Since we are all sharing our crafts to engage or connect or entertain or be inspired, I thought I would share this humorous story. Before I had children, I had time to play around with a sewing machine. I had also received plenty of free fabric from my grandmother-in-law, while cleaning up stock from her seamstress days.
I was determined to succeed, because I had just moved to Australia, and still converting all prices from $$ back to Kenya shillings, which made everything look EXTREMELY expensive. Still a villager, and therefore still frugal, I was not going to buy any off-the-peg dresses for Thousands of Kenya shillings equivalent. I would try sewing my own clothes.
Skills gained from home economics lessons, and from playing assistant seamstress to my older sister during school holidays came in handy, and, after much frustration, I produced my first dress and wore it to a wedding.
For the life of me, whenever I try to follow a pattern, my project flops. Plenty of wasted fabric, time and more frustration later, I decided to stick to designs that spring from my imagination. This creative licence to have such a wardrobe as I may please comes with a great advantage, or disadvantage: unique designs and vibrant colours that stand out in a crowd.
Many conversations at dress up occasions, such as weddings or parties for example, have erupted around my dress (or my hair). It is not that I am ultra- creative, but that there are not as many 'villagers' in my circles, making meeting one an education, or a novelty. If people are just curious, I let them. Curiosity is a prerequisite to learning, but I digress. Back to my dresses.
During a friend's wedding two years ago, I wore such self made dress that sparked conversation (it's not in the pictures). While the girls marvelled at a girl who can make her own clothes with two babies at her hem, a job of sorts and a home to keep, a friend of my husband's overheard the chatter and excitement and was quite horrified that I made my own clothes.
He later texted my husband, reproaching him for not 'taking better care of his wife'. According to him, it was a husband's job (and pride) to ensure that his wife is well dressed, including allocating enough 'wardrobe budget' in the family finances.
You know of course, about women and their clothes, accessories, make up. This man seemed to understand what women try to do: look beautiful without striving too much for it. It seemed to him that sewing my own clothes was striving. And my husband just let me strive! It made him uncomfortable.
There was a time, in the distant past, when I might have agreed with him. Agreed with a man, who viewed my creativity as my husband's neglect.
This friend proceeded to send my husband a cheque of $1,000 in Aussie dollars 'to buy clothes for his wife'. $1,000! To dress another man's wife. Perhaps some men may do that, but not in my Africa. If you try that in my village at least, well, I'd need to write an essay to explain all the likely scenarios that might follow such a gesture.
Did love to him,look like expensive clothes? Did it look like a carefree wife who did not need to strive? Did his proposing I buy boutique clothes make him superficial? He's a neat guy, perhaps that says something of his preference. But I don't know him well enough to comment.
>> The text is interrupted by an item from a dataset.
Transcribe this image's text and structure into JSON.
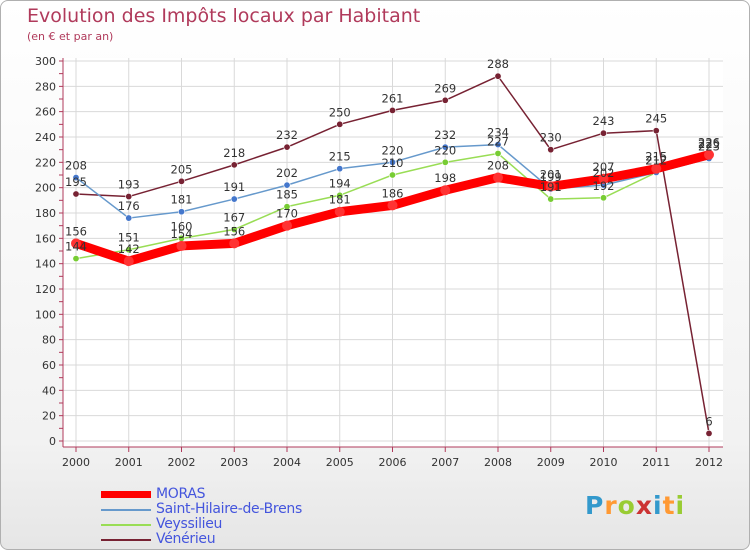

I only know I am a villager, concerned more about the durability of my pot than the looks of it. And if it's durable, I know how to make the pot beautiful.
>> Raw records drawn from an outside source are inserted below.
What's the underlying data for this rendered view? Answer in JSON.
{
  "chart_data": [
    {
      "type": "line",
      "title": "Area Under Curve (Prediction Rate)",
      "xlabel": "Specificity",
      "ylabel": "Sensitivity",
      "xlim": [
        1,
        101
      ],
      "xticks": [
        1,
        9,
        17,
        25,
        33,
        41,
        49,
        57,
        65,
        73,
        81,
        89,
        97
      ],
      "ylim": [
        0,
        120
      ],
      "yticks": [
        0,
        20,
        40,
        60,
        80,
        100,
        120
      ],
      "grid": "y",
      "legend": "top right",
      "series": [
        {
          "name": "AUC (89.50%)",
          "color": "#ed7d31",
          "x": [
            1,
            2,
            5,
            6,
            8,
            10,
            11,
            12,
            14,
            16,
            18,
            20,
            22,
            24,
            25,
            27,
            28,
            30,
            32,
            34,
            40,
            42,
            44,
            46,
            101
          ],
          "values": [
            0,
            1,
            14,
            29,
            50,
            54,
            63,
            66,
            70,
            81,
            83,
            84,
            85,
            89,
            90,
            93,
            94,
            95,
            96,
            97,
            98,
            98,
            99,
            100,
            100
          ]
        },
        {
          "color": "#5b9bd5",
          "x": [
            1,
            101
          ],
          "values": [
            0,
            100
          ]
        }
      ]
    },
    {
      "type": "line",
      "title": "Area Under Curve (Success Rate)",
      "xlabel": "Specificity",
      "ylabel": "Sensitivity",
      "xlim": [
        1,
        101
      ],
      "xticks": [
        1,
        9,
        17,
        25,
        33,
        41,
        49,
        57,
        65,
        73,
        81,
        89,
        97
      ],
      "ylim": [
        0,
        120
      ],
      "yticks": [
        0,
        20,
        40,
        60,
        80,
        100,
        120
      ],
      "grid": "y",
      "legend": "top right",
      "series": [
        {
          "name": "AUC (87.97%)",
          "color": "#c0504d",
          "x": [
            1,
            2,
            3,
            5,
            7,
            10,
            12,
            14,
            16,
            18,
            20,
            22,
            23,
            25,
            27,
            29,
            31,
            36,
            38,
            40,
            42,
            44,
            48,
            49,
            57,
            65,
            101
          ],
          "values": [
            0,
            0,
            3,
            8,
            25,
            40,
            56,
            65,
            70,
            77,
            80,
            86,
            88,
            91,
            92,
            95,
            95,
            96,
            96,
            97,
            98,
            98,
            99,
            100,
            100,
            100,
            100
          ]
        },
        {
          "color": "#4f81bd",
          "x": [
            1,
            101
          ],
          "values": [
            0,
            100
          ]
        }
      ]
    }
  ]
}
Perhaps that is why he misunderstood me. You see, for me, love looked like free weekends while my husband minded the children, cooked dinners and kept house, so that I could mess up with fabric, for the joy of it.
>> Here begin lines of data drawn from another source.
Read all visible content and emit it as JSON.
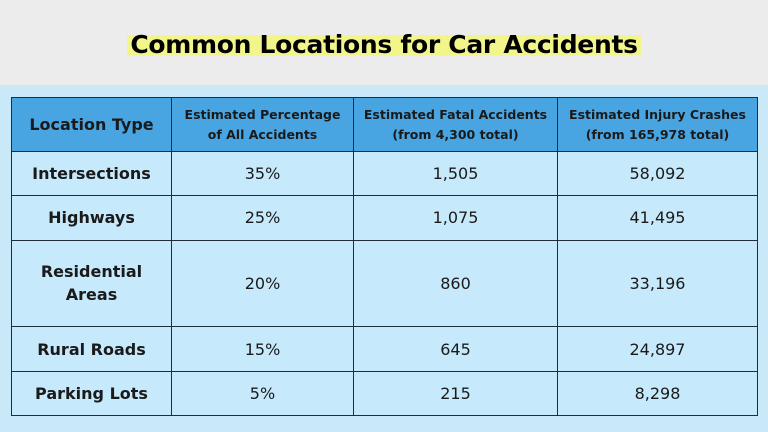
{
  "header": {
    "title": "Common Locations for Car Accidents"
  },
  "table": {
    "columns": [
      [
        "Location Type"
      ],
      [
        "Estimated Percentage",
        "of All Accidents"
      ],
      [
        "Estimated Fatal Accidents",
        "(from 4,300 total)"
      ],
      [
        "Estimated Injury Crashes",
        "(from 165,978 total)"
      ]
    ],
    "rows": [
      [
        "Intersections",
        "35%",
        "1,505",
        "58,092"
      ],
      [
        "Highways",
        "25%",
        "1,075",
        "41,495"
      ],
      [
        "Residential Areas",
        "20%",
        "860",
        "33,196"
      ],
      [
        "Rural Roads",
        "15%",
        "645",
        "24,897"
      ],
      [
        "Parking Lots",
        "5%",
        "215",
        "8,298"
      ]
    ]
  }
}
Time and freedom to sew reminds me that I am not in the village, tethered to gender roles and crushed under their weight without any help. It tells me that a hobby is not wasting time, even when it does not serve or enrich anyone else in my family. (Hand over my mouth: 'What would my mother say?')
How then, could one who did not know me, know how I wished to be loved? How I was loved?
He only reached out with what he believed love to be, and although the situation might have called for awkwardness, we were awed by his commitment to teach his friend to love. This shone through his rare generosity.
When a man has enough courage to send another man unsolicited money for his wife's 'coverings', you do not laugh at such gallantry. You do not resent his audacity. Maturity means you interpret such gestures as well meant friendly care, express sincere thanks and keep living, because friends are too valuable to flick off over how one dresses, or does not dress, his wife.
We did. And we laughed. And we felt sorry for our friend while admiring his resoluteness at the same time. We are friends, still.
And no. I did not buy a thousand-dollar dress. I bought a $6 fabric from a thrifty store for more craft, and to remember. We gave away the rest of the money, as it did not seem right to keep it, and not buy dresses.
Maybe that was one of a kind courage, although I am still looking out for any 'sympathy' from other courageous friends my husband might have ha ha:) This episode still tickles me.
You may not receive as heavy sympathy for your art as I did for mine, but craft on anyway. See life take form through your fingers. That too, is love.